To analyze the advantages and disadvantages of the new Short Term Medical (STM) Limited Insurance policies, it is important to first clearly note that these are not ACA compliant insurance policies. They do not qualify as they do not include the ten minimum essential requirements.

Consumers will benefit from STM through greater access to health insurance coverage throughout the year, which will likely be offered for a lower premium. Insurers may offer lower premiums because there is a pre-approval application screening which includes a number of health questions determining an individual’s health – STM policies exclude cover for pre-existing medical conditions. The insurer has the option to approve or decline cover based on the answers in the pre-screening questionnaire. Pre-existing conditions are included cover in ACA compliant health insurance policies so it is important to be aware which type of health insurance is most suitable for your individual and family needs.

In terms of options, STM policies are flexible and allow consumers to choose between different deductibles, coinsurance, and copay options which allows consumers to modify the premium they pay, depending on their coverage and variables selected. Enrolment is also open anytime of the year and an added benefit is that you can see a doctor of your choice. In many policies, there is no limit placed on physician visits, and wellness doctor visits are covered. It is important to also note, maternity coverage is not offered under STM, and is immediately covered under a marketplace ACA compliant policy.

Many states have their own regulations and laws for the sale of STM insurance. Not all states welcomed the federal change, and most states enforced their own laws for their residents. States such as California Hawaii, Massachusetts, New York, New Jersey, Rhode Island, and Vermont have prohibited the sale of STM altogether. Other states which welcomed the federal change have allowed for the sale of a policy of duration up to 364 days, e.g. Ohio. Further, many other states have imposed their own laws such as Colorado, South Dakota, and New Hampshire, which have limited the duration  of 6 months or less. For further information, refer to your resident state department of insurance websites.

Shining the spotlight on the short term health insurance market, The Urban Institute (referenced at the end of the article) have found the change to STM health policy durations could see a number as large as 4.3 million people enroll in the expanded programs.
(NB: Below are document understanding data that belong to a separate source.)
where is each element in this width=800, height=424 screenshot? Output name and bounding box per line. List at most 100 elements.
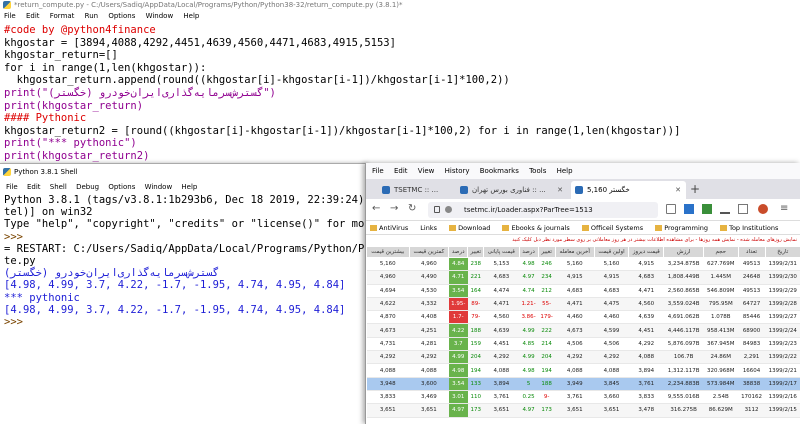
code-line: for i in range(1,len(khgostar)): [4,61,207,74]
table-cell: 367.945M [703,337,739,352]
table-row[interactable]: 1399/2/22 2,291 24.86M 106.7B 4,088 4,292 4,29… [366,350,800,365]
shell-menu-debug[interactable]: Debug [76,183,99,191]
column-header[interactable]: تاریخ [764,246,800,258]
column-header[interactable]: ارزش [663,246,704,258]
extension-icon[interactable] [702,204,712,214]
table-cell: -3.86 [519,310,539,325]
menu-edit[interactable]: Edit [26,12,40,20]
column-header[interactable]: آخرین معامله [554,246,595,258]
column-header[interactable]: تغییر [537,246,556,258]
back-arrow-icon[interactable]: ← [372,203,380,214]
table-cell: 4,446.117B [663,323,704,338]
table-cell: 546.809M [703,284,739,298]
column-header[interactable]: قیمت دیروز [628,246,665,258]
library-icon[interactable] [720,204,730,214]
shell-menu-help[interactable]: Help [181,183,197,191]
browser-menu-help[interactable]: Help [557,167,573,175]
tab-tsetmc[interactable]: TSETMC :: ... [378,181,450,199]
shell-menu-shell[interactable]: Shell [50,183,67,191]
table-cell: 4,915 [594,270,629,285]
shell-menu-window[interactable]: Window [145,183,173,191]
table-cell: 3.54 [448,284,468,298]
menu-options[interactable]: Options [108,12,135,20]
bookmark-programming[interactable]: Programming [655,224,708,232]
shell-output[interactable]: Python 3.8.1 (tags/v3.8.1:1b293b6, Dec 1… [0,193,368,421]
shell-menu-options[interactable]: Options [108,183,135,191]
reload-icon[interactable]: ↻ [408,203,416,214]
table-cell: 38838 [738,377,766,391]
reader-view-icon[interactable] [666,204,676,214]
menu-run[interactable]: Run [85,12,98,20]
history-notice[interactable]: نمایش روزهای معامله شده - نمایش همه روزه… [366,235,800,246]
table-cell: 4,639 [628,310,664,325]
browser-menu-edit[interactable]: Edit [394,167,408,175]
table-cell: -179 [538,310,556,325]
shell-line: [4.98, 4.99, 3.7, 4.22, -1.7, -1.95, 4.7… [4,279,346,292]
column-header[interactable]: درصد [518,246,539,258]
table-cell: 164 [467,284,484,298]
shell-menu-file[interactable]: File [6,183,18,191]
column-header[interactable]: تعداد [737,246,766,258]
addon-icon[interactable] [758,204,768,214]
browser-menu-history[interactable]: History [445,167,470,175]
site-info-icon[interactable] [445,206,452,213]
bookmark-links[interactable]: Links [420,224,437,232]
menu-window[interactable]: Window [146,12,174,20]
close-icon[interactable]: ✕ [557,181,563,199]
table-cell: 4.22 [448,323,468,338]
forward-arrow-icon[interactable]: → [390,203,398,214]
bookmark-top-institutions[interactable]: Top Institutions [720,224,778,232]
shell-menu-edit[interactable]: Edit [27,183,41,191]
code-editor[interactable]: #code by @python4finance khgostar = [3894… [0,23,800,163]
new-tab-plus-icon[interactable]: + [690,181,700,197]
shell-line: te.py [4,255,36,268]
shell-titlebar: Python 3.8.1 Shell [0,164,368,181]
table-row[interactable]: 1399/2/16 170162 2.54B 9,555.016B 3,833 3,660… [366,390,800,405]
table-row[interactable]: 1399/2/27 85446 1.078B 4,691.062B 4,639 4,460… [366,310,800,325]
menu-file[interactable]: File [4,12,16,20]
page-content: نمایش روزهای معامله شده - نمایش همه روزه… [366,235,800,424]
table-row[interactable]: 1399/2/28 64727 795.95M 3,559.024B 4,560 4,47… [366,297,800,312]
table-cell: 573.984M [703,377,739,391]
table-cell: 3,894 [483,377,520,391]
folder-icon [502,225,510,231]
table-row[interactable]: 1399/2/23 84983 367.945M 5,876.097B 4,292 4,5… [366,337,800,352]
hamburger-menu-icon[interactable]: ≡ [780,203,788,214]
column-header[interactable]: قیمت پایانی [483,246,520,258]
bookmark-antivirus[interactable]: AntiVirus [370,224,408,232]
column-header[interactable]: درصد [448,246,469,258]
bookmark-officeil[interactable]: Officeil Systems [581,224,643,232]
column-header[interactable]: کمترین قیمت [408,246,450,258]
column-header[interactable]: اولین قیمت [593,246,630,258]
browser-menu-bookmarks[interactable]: Bookmarks [480,167,519,175]
bookmark-ebooks[interactable]: Ebooks & journals [502,224,570,232]
browser-menu-file[interactable]: File [372,167,384,175]
url-bar[interactable]: tsetmc.ir/Loader.aspx?ParTree=1513 [428,202,658,218]
close-icon[interactable]: ✕ [675,181,681,199]
table-row[interactable]: 1399/2/30 24648 1.445M 1,808.449B 4,683 4,915… [366,270,800,285]
table-row[interactable]: 1399/2/31 49513 627.769M 3,234.875B 4,915 5,1… [366,257,800,272]
table-cell: 4,683 [483,270,520,285]
table-row[interactable]: 1399/2/24 68900 958.413M 4,446.117B 4,451 4,5… [366,323,800,338]
table-cell: 85446 [738,310,766,325]
browser-menu-tools[interactable]: Tools [529,167,546,175]
folder-icon [370,225,377,231]
extension-icon[interactable] [684,204,694,214]
table-row[interactable]: 1399/2/15 3112 86.629M 316.275B 3,478 3,651 3,… [366,403,800,418]
table-cell: 3,478 [628,403,664,418]
table-cell: 4,870 [366,310,410,325]
bookmark-download[interactable]: Download [449,224,490,232]
table-row[interactable]: 1399/2/21 16604 320.968M 1,312.117B 3,894 4,0… [366,363,800,378]
browser-menu-view[interactable]: View [418,167,435,175]
table-row[interactable]: 1399/2/17 38838 573.984M 2,234.883B 3,761 3,8… [366,377,800,391]
tab-khgostar-active[interactable]: خگستر 5,160 ✕ [571,181,686,199]
column-header[interactable]: بیشترین قیمت [366,246,410,258]
menu-help[interactable]: Help [183,12,199,20]
column-header[interactable]: حجم [702,246,739,258]
sidebar-icon[interactable] [738,204,748,214]
code-line: khgostar_return2 = [round((khgostar[i]-k… [4,124,681,137]
tab-fanavari[interactable]: فناوری بورس تهران :: ... ✕ [456,181,568,199]
table-row[interactable]: 1399/2/29 49513 546.809M 2,560.865B 4,471 4,6… [366,284,800,298]
menu-format[interactable]: Format [50,12,75,20]
column-header[interactable]: تغییر [467,246,485,258]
On an overall marketplace insurance premium forecast, the same study states ”The combined effect of eliminating the individual-mandate penalties and expanding short-term limited-duration policies would increase 2019 ACA-compliant nongroup insurance premiums 18.3 percent on average in the 45 states (including the District of Columbia) that do not prohibit or limit short-term plans.”
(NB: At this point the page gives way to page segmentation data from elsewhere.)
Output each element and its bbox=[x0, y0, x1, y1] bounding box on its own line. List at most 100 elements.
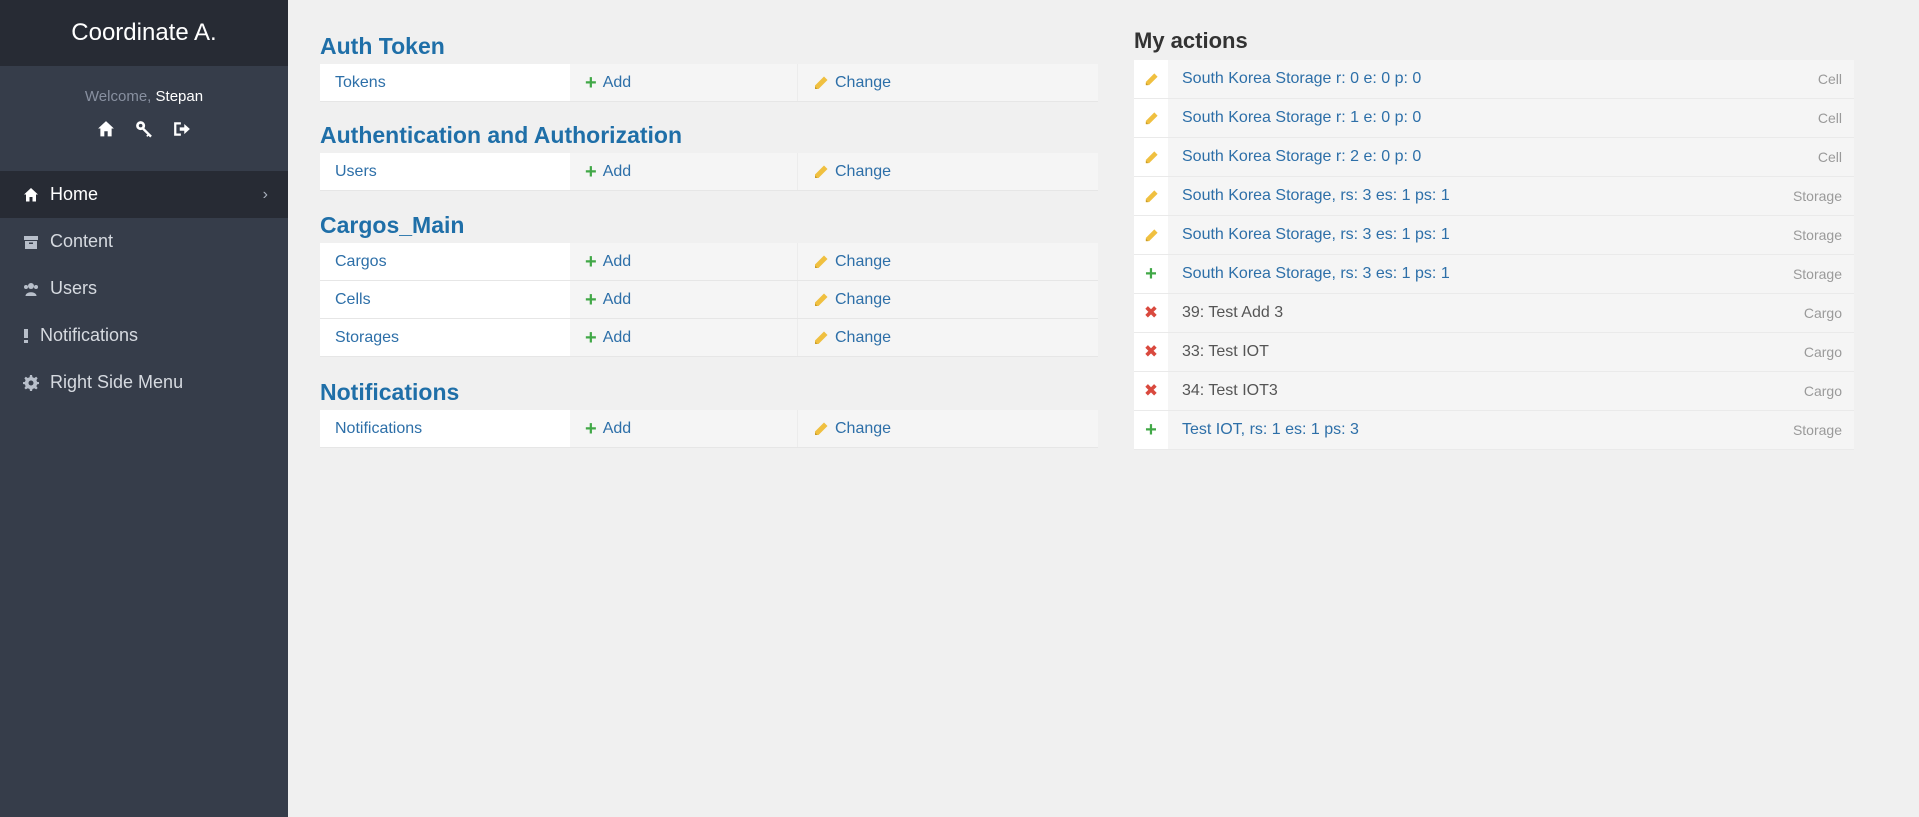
sidebar-item-users[interactable]: Users bbox=[0, 265, 288, 312]
archive-icon bbox=[22, 233, 40, 251]
module-cargos-main: Cargos_Main Cargos + Add Change Cells + … bbox=[320, 210, 1098, 357]
change-button[interactable]: Change bbox=[798, 319, 1098, 356]
change-button[interactable]: Change bbox=[798, 281, 1098, 318]
module-notifications: Notifications Notifications + Add Change bbox=[320, 377, 1098, 448]
table-row: Notifications + Add Change bbox=[320, 410, 1098, 448]
exclamation-icon bbox=[22, 327, 30, 345]
list-item: ✖ 39: Test Add 3 Cargo bbox=[1134, 294, 1854, 333]
table-row: Storages + Add Change bbox=[320, 319, 1098, 357]
action-content-type: Storage bbox=[1792, 227, 1842, 243]
list-item: South Korea Storage r: 2 e: 0 p: 0 Cell bbox=[1134, 138, 1854, 177]
sidebar-item-label: Notifications bbox=[40, 325, 139, 345]
sidebar-item-content[interactable]: Content bbox=[0, 218, 288, 265]
action-link[interactable]: South Korea Storage r: 1 e: 0 p: 0 bbox=[1168, 99, 1734, 137]
pencil-icon bbox=[813, 330, 829, 346]
pencil-icon bbox=[1134, 177, 1168, 215]
add-label: Add bbox=[602, 73, 632, 91]
pencil-icon bbox=[813, 75, 829, 91]
add-button[interactable]: + Add bbox=[570, 64, 798, 101]
key-icon[interactable] bbox=[135, 120, 153, 138]
action-content-type: Cargo bbox=[1803, 383, 1842, 399]
list-item: South Korea Storage r: 0 e: 0 p: 0 Cell bbox=[1134, 60, 1854, 99]
home-icon bbox=[22, 186, 40, 204]
pencil-icon bbox=[813, 421, 829, 437]
logout-icon[interactable] bbox=[173, 120, 191, 138]
action-link[interactable]: South Korea Storage r: 0 e: 0 p: 0 bbox=[1168, 60, 1734, 98]
change-button[interactable]: Change bbox=[798, 153, 1098, 190]
change-button[interactable]: Change bbox=[798, 64, 1098, 101]
action-link[interactable]: Test IOT, rs: 1 es: 1 ps: 3 bbox=[1168, 411, 1734, 449]
action-link[interactable]: South Korea Storage, rs: 3 es: 1 ps: 1 bbox=[1168, 216, 1734, 254]
change-label: Change bbox=[835, 328, 892, 346]
model-link-tokens[interactable]: Tokens bbox=[320, 64, 570, 101]
home-icon[interactable] bbox=[97, 120, 115, 138]
action-content-type: Storage bbox=[1792, 422, 1842, 438]
sidebar-item-notifications[interactable]: Notifications bbox=[0, 312, 288, 359]
sidebar-nav: Home › Content Users Notifications Right… bbox=[0, 171, 288, 406]
change-button[interactable]: Change bbox=[798, 410, 1098, 447]
welcome-label: Welcome, bbox=[84, 88, 152, 105]
sidebar: Coordinate A. Welcome, Stepan Home › Con… bbox=[0, 0, 288, 817]
change-label: Change bbox=[835, 73, 892, 91]
module-title[interactable]: Auth Token bbox=[320, 31, 1098, 61]
gear-icon bbox=[22, 374, 40, 392]
sidebar-item-label: Users bbox=[50, 278, 98, 298]
module-auth-token: Auth Token Tokens + Add Change bbox=[320, 31, 1098, 102]
delete-icon: ✖ bbox=[1134, 372, 1168, 410]
action-content-type: Cargo bbox=[1803, 344, 1842, 360]
change-label: Change bbox=[835, 290, 892, 308]
pencil-icon bbox=[813, 292, 829, 308]
chevron-right-icon: › bbox=[262, 185, 268, 203]
pencil-icon bbox=[1134, 216, 1168, 254]
sidebar-item-home[interactable]: Home › bbox=[0, 171, 288, 218]
welcome-message: Welcome, Stepan bbox=[0, 88, 288, 105]
change-label: Change bbox=[835, 252, 892, 270]
plus-icon: + bbox=[1134, 411, 1168, 449]
model-link-storages[interactable]: Storages bbox=[320, 319, 570, 356]
action-text: 34: Test IOT3 bbox=[1182, 382, 1278, 399]
module-title[interactable]: Cargos_Main bbox=[320, 210, 1098, 240]
plus-icon: + bbox=[585, 417, 597, 440]
action-link[interactable]: South Korea Storage, rs: 3 es: 1 ps: 1 bbox=[1168, 177, 1734, 215]
action-link[interactable]: South Korea Storage, rs: 3 es: 1 ps: 1 bbox=[1168, 255, 1734, 293]
list-item: + Test IOT, rs: 1 es: 1 ps: 3 Storage bbox=[1134, 411, 1854, 450]
pencil-icon bbox=[1134, 99, 1168, 137]
model-link-cargos[interactable]: Cargos bbox=[320, 243, 570, 280]
brand-title[interactable]: Coordinate A. bbox=[0, 0, 288, 66]
add-button[interactable]: + Add bbox=[570, 281, 798, 318]
plus-icon: + bbox=[585, 160, 597, 183]
table-row: Cargos + Add Change bbox=[320, 243, 1098, 281]
action-content-type: Cell bbox=[1817, 110, 1842, 126]
change-button[interactable]: Change bbox=[798, 243, 1098, 280]
list-item: South Korea Storage, rs: 3 es: 1 ps: 1 St… bbox=[1134, 177, 1854, 216]
model-link-notifications[interactable]: Notifications bbox=[320, 410, 570, 447]
module-title[interactable]: Notifications bbox=[320, 377, 1098, 407]
action-content-type: Storage bbox=[1792, 188, 1842, 204]
sidebar-item-label: Right Side Menu bbox=[50, 372, 184, 392]
recent-actions-list: South Korea Storage r: 0 e: 0 p: 0 Cell So… bbox=[1134, 60, 1854, 450]
add-button[interactable]: + Add bbox=[570, 410, 798, 447]
module-title[interactable]: Authentication and Authorization bbox=[320, 120, 1098, 150]
username: Stepan bbox=[155, 88, 204, 105]
list-item: South Korea Storage r: 1 e: 0 p: 0 Cell bbox=[1134, 99, 1854, 138]
sidebar-item-label: Home bbox=[50, 184, 99, 204]
action-content-type: Cell bbox=[1817, 71, 1842, 87]
action-link[interactable]: South Korea Storage r: 2 e: 0 p: 0 bbox=[1168, 138, 1734, 176]
model-link-cells[interactable]: Cells bbox=[320, 281, 570, 318]
add-label: Add bbox=[602, 419, 632, 437]
delete-icon: ✖ bbox=[1134, 333, 1168, 371]
plus-icon: + bbox=[585, 71, 597, 94]
model-link-users[interactable]: Users bbox=[320, 153, 570, 190]
pencil-icon bbox=[813, 164, 829, 180]
user-tools bbox=[0, 119, 288, 139]
sidebar-item-right-side-menu[interactable]: Right Side Menu bbox=[0, 359, 288, 406]
plus-icon: + bbox=[585, 326, 597, 349]
add-button[interactable]: + Add bbox=[570, 243, 798, 280]
pencil-icon bbox=[1134, 60, 1168, 98]
table-row: Cells + Add Change bbox=[320, 281, 1098, 319]
list-item: ✖ 34: Test IOT3 Cargo bbox=[1134, 372, 1854, 411]
add-button[interactable]: + Add bbox=[570, 153, 798, 190]
users-icon bbox=[22, 280, 40, 298]
add-button[interactable]: + Add bbox=[570, 319, 798, 356]
action-content-type: Storage bbox=[1792, 266, 1842, 282]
In conclusion, with the change in federal regulation producing a friendlier and more competitive environment, the STM marketplace is predicted to further grow and prosper over the course of 2019. The benefit to consumers has been evident by the increased market size and growth in popularity due to its flexible options and benefits. It is important to remember, STM is not for everyone and is not ACA compliant, with exclusions listed throughout our article. We look forward to the year ahead, and watching how the changes in the industry play out. We wish all our readers a healthy and successful year.